A repeated using of CALL statement is expensive. How much?
I wrote synthetic test:
CREATE TABLE foo(a int, b int, c int);
CREATE OR REPLACE PROCEDURE public.simple_proc3(a integer, b integer, c integer, cnt int, OUT r boolean)
AS $$
BEGIN
INSERT INTO foo VALUES(a, b, c);
IF cnt % 10000 = 0 THEN
COMMIT;
r := true;
ELSE
r := false;
END IF;
END;
$$ LANGUAGE plpgsql;
DO $$
DECLARE a int; b int; c int; r boolean;
BEGIN
TRUNCATE foo;
FOR i IN 1..10000000
LOOP
a := (random() * 100)::int;
b := (random() * 100)::int;
c := (random() * 100)::int;
CALL simple_proc3(a, b, c, i, r);
IF r THEN
RAISE NOTICE 'committed at % row', i;
END IF;
END LOOP;
END;
$$;
I try to insert 10M rows with commit after inserting 10K rows.
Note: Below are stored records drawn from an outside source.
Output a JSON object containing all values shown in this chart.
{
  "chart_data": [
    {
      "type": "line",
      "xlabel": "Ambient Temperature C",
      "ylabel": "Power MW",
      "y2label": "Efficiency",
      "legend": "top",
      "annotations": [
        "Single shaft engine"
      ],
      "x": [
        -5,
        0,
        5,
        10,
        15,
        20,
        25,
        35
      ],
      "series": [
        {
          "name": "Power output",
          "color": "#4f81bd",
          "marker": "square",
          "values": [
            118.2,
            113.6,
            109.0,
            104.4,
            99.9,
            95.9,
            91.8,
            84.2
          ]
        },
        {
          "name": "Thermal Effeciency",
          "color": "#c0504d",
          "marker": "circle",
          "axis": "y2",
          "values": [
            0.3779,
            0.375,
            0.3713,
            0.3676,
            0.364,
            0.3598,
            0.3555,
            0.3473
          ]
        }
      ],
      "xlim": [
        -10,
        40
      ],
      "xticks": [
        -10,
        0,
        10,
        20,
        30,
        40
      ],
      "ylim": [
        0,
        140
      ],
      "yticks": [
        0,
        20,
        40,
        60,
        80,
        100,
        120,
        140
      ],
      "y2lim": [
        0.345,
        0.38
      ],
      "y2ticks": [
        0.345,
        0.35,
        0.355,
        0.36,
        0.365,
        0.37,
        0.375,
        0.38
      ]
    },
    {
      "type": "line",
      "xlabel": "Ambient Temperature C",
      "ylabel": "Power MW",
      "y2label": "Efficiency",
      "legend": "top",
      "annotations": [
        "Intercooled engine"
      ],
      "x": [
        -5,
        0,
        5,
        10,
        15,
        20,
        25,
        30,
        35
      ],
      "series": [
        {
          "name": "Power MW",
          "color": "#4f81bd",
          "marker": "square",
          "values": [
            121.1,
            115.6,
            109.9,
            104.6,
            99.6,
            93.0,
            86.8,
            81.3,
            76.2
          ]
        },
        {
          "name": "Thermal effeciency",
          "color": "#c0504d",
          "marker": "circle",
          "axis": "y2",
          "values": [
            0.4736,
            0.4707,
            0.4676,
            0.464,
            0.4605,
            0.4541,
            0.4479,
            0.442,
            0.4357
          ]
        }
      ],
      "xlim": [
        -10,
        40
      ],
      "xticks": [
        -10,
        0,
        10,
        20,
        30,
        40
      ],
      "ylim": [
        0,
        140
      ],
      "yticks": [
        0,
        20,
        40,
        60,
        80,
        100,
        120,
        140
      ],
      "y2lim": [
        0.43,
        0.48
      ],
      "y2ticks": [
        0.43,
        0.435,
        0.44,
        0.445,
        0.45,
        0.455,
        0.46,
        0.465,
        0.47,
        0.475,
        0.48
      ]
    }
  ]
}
Execution time on master is ~ 6 minutes 368251,691 ms (06:08,252)
DO $$
DECLARE a int; b int; c int; r boolean;
BEGIN
TRUNCATE foo;
FOR i IN 1..10000000
LOOP
a := (random() * 100)::int;
b := (random() * 100)::int;
c := (random() * 100)::int;
INSERT INTO foo VALUES(a, b, c);
IF i % 10000 = 0 THEN
COMMIT;
r := true;
ELSE
r := false;
END IF;
IF r THEN
RAISE NOTICE 'committed at % row', i;
END IF;
END LOOP;
END;
$$;
When I try to remove CALL statement then same work needs less to 2 minutes 99109,511 ms (01:39,110). So this code is three times slower with calling one procedure. There are two significant parts of overhead:
a) internal implementation of CALL statement that doesn't use plan cache well, and it does lot of expensive operations over pg_proc catalogue,
b) wrapper in PL/pgSQL that repeatedly repearse expression string.
Overhead of PL/pgSQL can be reduced by using plan cache after fixing issue with resource owner. I did it, and I introduced "local_resowner" for holding references of plans for CALL statement expressions.
After patching the execution time is reduced to 4 minutes Time: 245852,846 ms (04:05,853). Still the overhead is significant, but it is 30% speedup.
The best case for this patch is about 2x times better performance
CREATE OR REPLACE PROCEDURE public.simple_proc2(a integer, b integer, c integer, cnt int, OUT r boolean)
AS $$
BEGIN
END;
$$ LANGUAGE plpgsql;
DO $$
DECLARE a int; r boolean;
BEGIN
FOR i IN 1..10000000
LOOP
CALL simple_proc2((random()*100)::int, (random()*100)::int, (random()*100)::int, i, r);
END LOOP;
END;
$$;
Time: 184667,970 ms (03:04,668), master: Time: 417463,457 ms (06:57,463)
On second hand, the worst case is about 10% (probably this overhead can be reduced by creating "local_resowner" only when it is necessary)
CREATE OR REPLACE FUNCTION simple_fx2(a int)
RETURNS int AS $$
BEGIN
RETURN a + a;
END;
$$ LANGUAGE plpgsql IMMUTABLE STRICT;
DO $$
DECLARE a int;
BEGIN
FOR i IN 1..10000000
LOOP
a := simple_fx2(i);
END LOOP;
END;
$$;
Time: 5434,808 ms (00:05,435) , master: Time: 4632,762 ms (00:04,633)
Comments, notes, ideas?
Regards
Pavel